If c = 100, k = 0.1, and t is time in minutes, how long will it take a hot cup of coffee to cool to a temperature of {eq}25^{\circ} {/eq}C in a room at {eq}20^{\circ}{/eq} C?

## Newton?s Law of Cooling:

Newton?s Law of Cooling states that the rate of temperature of the body is proportional to the difference between the temperature of the body and that of the ambient.

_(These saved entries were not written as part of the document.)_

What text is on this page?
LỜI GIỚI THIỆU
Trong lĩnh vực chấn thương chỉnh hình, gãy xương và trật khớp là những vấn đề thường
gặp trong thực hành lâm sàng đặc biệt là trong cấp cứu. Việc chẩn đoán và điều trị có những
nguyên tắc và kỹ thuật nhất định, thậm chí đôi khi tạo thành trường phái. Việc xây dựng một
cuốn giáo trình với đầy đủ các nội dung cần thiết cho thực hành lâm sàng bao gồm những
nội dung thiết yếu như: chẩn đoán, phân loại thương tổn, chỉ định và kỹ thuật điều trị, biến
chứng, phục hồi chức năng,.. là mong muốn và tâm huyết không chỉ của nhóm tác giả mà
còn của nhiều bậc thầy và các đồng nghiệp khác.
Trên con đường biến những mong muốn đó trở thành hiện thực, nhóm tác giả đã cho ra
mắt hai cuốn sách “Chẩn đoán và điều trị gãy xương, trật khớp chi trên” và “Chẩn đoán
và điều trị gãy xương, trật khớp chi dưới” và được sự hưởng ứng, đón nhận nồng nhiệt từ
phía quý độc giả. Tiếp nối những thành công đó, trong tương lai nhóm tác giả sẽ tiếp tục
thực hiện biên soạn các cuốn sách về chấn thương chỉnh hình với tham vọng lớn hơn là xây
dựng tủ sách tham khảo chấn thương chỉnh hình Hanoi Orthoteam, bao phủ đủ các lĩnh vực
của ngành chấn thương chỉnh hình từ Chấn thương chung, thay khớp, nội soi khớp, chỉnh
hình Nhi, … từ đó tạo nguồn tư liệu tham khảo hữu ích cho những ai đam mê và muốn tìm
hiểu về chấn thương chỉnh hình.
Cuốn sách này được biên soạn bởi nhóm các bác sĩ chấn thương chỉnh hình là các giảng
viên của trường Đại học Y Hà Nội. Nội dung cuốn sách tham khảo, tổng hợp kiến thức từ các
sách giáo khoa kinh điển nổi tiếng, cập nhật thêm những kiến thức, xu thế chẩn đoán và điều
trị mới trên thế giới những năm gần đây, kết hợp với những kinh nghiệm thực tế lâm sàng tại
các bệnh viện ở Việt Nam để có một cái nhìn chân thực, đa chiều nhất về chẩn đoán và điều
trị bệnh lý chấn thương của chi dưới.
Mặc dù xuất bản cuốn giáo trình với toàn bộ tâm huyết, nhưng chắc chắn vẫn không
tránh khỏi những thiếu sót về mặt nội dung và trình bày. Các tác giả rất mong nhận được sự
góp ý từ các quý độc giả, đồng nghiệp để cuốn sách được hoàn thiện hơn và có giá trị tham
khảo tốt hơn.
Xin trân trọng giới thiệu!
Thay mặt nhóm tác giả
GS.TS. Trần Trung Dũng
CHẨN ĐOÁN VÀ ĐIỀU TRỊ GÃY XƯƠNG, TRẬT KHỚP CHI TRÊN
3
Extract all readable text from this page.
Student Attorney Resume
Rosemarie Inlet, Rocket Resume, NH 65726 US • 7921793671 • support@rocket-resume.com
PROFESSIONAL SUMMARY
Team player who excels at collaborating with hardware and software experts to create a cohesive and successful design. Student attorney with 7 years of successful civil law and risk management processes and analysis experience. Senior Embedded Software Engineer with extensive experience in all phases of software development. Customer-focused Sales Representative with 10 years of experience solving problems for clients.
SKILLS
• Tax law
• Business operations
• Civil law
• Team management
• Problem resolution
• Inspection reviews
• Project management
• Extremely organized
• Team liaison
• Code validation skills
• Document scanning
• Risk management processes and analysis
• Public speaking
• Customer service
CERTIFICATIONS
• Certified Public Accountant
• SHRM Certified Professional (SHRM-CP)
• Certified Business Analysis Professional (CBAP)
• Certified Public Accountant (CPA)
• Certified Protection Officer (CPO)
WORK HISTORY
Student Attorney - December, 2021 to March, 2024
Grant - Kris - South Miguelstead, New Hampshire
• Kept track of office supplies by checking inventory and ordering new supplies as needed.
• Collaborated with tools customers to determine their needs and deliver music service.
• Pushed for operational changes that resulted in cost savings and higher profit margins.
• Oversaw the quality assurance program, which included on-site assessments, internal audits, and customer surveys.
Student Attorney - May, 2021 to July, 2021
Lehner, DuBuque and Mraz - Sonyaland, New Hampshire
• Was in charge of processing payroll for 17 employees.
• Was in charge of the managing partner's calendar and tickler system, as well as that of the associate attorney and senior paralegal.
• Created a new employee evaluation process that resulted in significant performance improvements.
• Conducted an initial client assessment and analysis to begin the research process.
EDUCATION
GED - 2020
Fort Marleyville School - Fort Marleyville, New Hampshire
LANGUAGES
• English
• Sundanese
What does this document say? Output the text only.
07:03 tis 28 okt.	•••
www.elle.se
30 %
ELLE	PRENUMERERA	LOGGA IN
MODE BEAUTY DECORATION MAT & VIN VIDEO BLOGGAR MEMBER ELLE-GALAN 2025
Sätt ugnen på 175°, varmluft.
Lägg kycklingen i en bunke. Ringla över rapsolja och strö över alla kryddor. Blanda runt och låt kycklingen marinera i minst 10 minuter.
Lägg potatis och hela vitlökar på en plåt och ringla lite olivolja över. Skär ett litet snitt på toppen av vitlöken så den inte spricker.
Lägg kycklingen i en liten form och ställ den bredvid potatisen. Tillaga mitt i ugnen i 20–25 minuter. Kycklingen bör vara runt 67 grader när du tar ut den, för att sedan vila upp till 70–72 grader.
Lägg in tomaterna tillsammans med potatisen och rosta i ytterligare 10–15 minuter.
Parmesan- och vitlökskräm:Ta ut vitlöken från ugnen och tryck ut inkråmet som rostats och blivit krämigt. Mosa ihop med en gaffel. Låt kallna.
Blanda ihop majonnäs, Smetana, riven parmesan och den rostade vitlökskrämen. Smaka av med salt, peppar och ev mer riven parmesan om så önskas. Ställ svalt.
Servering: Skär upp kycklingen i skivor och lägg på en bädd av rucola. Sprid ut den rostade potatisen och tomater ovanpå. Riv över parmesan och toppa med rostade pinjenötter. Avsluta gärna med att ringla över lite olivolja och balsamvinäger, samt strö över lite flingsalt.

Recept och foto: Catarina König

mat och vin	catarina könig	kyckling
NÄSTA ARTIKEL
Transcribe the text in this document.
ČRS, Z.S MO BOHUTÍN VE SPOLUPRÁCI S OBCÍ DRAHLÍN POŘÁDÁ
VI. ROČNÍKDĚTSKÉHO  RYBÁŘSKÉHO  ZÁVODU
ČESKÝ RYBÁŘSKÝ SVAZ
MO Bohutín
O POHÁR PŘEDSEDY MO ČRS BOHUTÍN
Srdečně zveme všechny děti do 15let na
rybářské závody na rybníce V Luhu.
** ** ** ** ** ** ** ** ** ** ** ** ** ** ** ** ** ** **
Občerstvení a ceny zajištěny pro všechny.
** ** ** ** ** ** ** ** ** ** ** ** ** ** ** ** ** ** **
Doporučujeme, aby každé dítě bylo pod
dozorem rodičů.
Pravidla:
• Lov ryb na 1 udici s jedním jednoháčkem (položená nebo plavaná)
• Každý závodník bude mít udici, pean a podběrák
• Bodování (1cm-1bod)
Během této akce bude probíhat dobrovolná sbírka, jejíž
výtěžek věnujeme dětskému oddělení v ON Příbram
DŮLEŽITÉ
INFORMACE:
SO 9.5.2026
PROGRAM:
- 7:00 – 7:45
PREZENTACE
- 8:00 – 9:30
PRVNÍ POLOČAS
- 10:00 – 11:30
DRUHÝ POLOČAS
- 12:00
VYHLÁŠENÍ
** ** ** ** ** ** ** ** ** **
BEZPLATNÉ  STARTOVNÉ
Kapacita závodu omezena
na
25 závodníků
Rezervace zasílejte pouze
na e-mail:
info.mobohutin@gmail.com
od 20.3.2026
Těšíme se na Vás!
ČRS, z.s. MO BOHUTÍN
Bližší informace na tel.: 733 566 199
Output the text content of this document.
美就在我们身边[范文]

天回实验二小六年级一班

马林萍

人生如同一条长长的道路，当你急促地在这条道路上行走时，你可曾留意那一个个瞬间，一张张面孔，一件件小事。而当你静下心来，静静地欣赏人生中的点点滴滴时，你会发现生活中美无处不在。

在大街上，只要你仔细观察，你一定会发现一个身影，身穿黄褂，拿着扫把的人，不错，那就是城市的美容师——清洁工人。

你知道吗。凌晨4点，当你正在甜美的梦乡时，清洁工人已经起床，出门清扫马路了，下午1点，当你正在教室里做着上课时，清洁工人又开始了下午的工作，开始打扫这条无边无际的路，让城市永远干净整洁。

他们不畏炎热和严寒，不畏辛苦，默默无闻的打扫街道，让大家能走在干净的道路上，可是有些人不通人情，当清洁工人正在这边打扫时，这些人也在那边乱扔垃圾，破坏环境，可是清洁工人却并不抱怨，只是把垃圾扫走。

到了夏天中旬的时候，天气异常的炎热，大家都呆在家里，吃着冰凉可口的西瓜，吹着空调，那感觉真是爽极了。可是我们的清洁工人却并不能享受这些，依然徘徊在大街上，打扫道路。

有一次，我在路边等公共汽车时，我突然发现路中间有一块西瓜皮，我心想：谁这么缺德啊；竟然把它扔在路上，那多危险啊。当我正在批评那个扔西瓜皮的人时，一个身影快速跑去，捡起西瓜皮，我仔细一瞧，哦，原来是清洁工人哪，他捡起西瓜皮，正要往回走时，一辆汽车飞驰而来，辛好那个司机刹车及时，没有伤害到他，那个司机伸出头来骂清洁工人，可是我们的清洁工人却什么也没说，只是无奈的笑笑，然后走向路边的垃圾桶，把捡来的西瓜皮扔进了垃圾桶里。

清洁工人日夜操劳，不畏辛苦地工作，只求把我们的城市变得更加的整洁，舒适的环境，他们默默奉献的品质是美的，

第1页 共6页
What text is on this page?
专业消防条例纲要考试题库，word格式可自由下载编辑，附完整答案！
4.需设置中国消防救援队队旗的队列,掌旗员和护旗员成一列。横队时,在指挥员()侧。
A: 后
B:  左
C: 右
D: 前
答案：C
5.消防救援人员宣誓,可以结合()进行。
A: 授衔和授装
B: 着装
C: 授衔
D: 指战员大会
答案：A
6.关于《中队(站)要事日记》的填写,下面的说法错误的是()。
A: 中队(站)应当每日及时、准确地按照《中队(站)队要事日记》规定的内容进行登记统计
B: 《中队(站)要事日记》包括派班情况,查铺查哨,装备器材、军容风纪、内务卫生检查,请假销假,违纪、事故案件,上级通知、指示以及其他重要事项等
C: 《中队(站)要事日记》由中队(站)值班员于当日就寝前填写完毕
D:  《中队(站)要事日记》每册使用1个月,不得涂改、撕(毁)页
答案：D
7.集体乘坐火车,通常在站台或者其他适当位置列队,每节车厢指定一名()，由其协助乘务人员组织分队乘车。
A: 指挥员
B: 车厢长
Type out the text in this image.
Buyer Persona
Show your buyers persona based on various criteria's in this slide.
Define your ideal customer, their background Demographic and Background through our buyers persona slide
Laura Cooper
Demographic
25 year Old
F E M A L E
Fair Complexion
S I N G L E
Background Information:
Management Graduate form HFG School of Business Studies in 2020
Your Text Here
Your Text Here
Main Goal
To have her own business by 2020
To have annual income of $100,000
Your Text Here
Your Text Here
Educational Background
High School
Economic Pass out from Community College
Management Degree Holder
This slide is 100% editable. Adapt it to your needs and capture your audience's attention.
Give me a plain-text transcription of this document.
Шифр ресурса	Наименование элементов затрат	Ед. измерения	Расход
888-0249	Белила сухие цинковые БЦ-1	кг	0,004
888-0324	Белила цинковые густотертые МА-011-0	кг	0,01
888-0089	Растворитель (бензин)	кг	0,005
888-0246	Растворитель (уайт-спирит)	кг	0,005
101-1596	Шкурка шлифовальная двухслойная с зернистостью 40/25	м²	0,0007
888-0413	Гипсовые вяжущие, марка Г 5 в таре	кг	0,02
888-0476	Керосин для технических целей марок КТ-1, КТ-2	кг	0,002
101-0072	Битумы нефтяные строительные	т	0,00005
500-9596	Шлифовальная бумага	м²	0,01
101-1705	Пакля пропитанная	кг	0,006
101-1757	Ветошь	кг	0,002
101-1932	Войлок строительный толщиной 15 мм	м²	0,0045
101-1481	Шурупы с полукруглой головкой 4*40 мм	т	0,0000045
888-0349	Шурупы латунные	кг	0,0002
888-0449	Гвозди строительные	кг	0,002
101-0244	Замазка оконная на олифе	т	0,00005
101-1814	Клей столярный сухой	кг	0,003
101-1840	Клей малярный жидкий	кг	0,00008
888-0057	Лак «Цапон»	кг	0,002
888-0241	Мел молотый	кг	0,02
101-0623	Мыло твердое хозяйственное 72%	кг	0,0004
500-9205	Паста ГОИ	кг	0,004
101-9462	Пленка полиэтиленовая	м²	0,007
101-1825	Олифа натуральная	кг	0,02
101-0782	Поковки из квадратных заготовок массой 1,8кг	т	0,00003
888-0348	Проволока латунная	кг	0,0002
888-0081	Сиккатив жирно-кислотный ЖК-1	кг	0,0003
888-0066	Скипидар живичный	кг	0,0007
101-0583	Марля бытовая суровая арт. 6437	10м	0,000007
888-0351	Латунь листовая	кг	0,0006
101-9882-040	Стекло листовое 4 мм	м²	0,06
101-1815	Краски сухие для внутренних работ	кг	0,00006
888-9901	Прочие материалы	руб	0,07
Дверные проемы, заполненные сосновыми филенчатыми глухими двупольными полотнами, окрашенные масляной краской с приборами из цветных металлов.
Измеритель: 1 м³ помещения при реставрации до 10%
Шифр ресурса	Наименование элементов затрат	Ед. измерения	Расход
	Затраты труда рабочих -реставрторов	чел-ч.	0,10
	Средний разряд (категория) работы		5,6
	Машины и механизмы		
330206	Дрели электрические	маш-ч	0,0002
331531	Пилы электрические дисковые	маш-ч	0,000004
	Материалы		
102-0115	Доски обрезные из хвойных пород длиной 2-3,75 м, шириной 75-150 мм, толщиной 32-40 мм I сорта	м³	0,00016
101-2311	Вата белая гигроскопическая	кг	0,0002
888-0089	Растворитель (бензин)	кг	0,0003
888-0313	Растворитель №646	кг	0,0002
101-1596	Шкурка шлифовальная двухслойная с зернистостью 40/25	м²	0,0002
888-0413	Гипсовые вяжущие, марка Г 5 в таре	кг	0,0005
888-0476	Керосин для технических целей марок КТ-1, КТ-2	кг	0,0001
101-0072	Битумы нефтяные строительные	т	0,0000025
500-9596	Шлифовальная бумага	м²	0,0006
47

## Answer and Explanation:

Thanks to the Newton's Law of Cooling and the condition of the problem, we can write the equation:

{eq}\frac{{dT}}{{dt}} = - k\left( {T - {T_a}} \right)\\ T\left( 0 \right) = {T_0}\\ \\ k = 0.1,\;{T_a} = 20\\ \\ \frac{{dT}}{{dt}} = - 0.1\left( {T - 20} \right) {/eq}

Solving the differential equation:

{eq}\frac{{dT}}{{dt}} = - 0.1\left( {T - 20} \right)\\ \frac{{dT}}{{T - 20}} = - 0.1dt\\ \int {\frac{{dT}}{{T - 20}}} = \int { - 0.1dt} \\ \ln \left( {T - 20} \right) = - 0.1t + m\\ T - 20 = {e^{ - 0.1t + m}}\\ T - 20 = {e^{ - 0.1t}}{e^m}\\ T = 20 + {e^{ - 0.1t}}c\\ \\ c = 100\\ T\left( t \right) = 20 + 100{e^{ - 0.1t}} {/eq}

Calculating the time we are looking for, we have:

{eq}T\left( t \right) = 25\\ 25 = 20 + 100{e^{ - 0.1t}}\\ 5 = 100{e^{ - 0.1t}}\\ {e^{ - 0.1t}} = \frac{5}{{100}} = 0.05\\ - 0.1t = \ln \left( {0.05} \right)\\ t = \frac{{\ln \left( {0.05} \right)}}{{ - 0.1}} \approx 30\min {/eq}

So the hot cup of coffee needs 30 min to cool to a temperature of {eq}25^{\circ} {/eq}.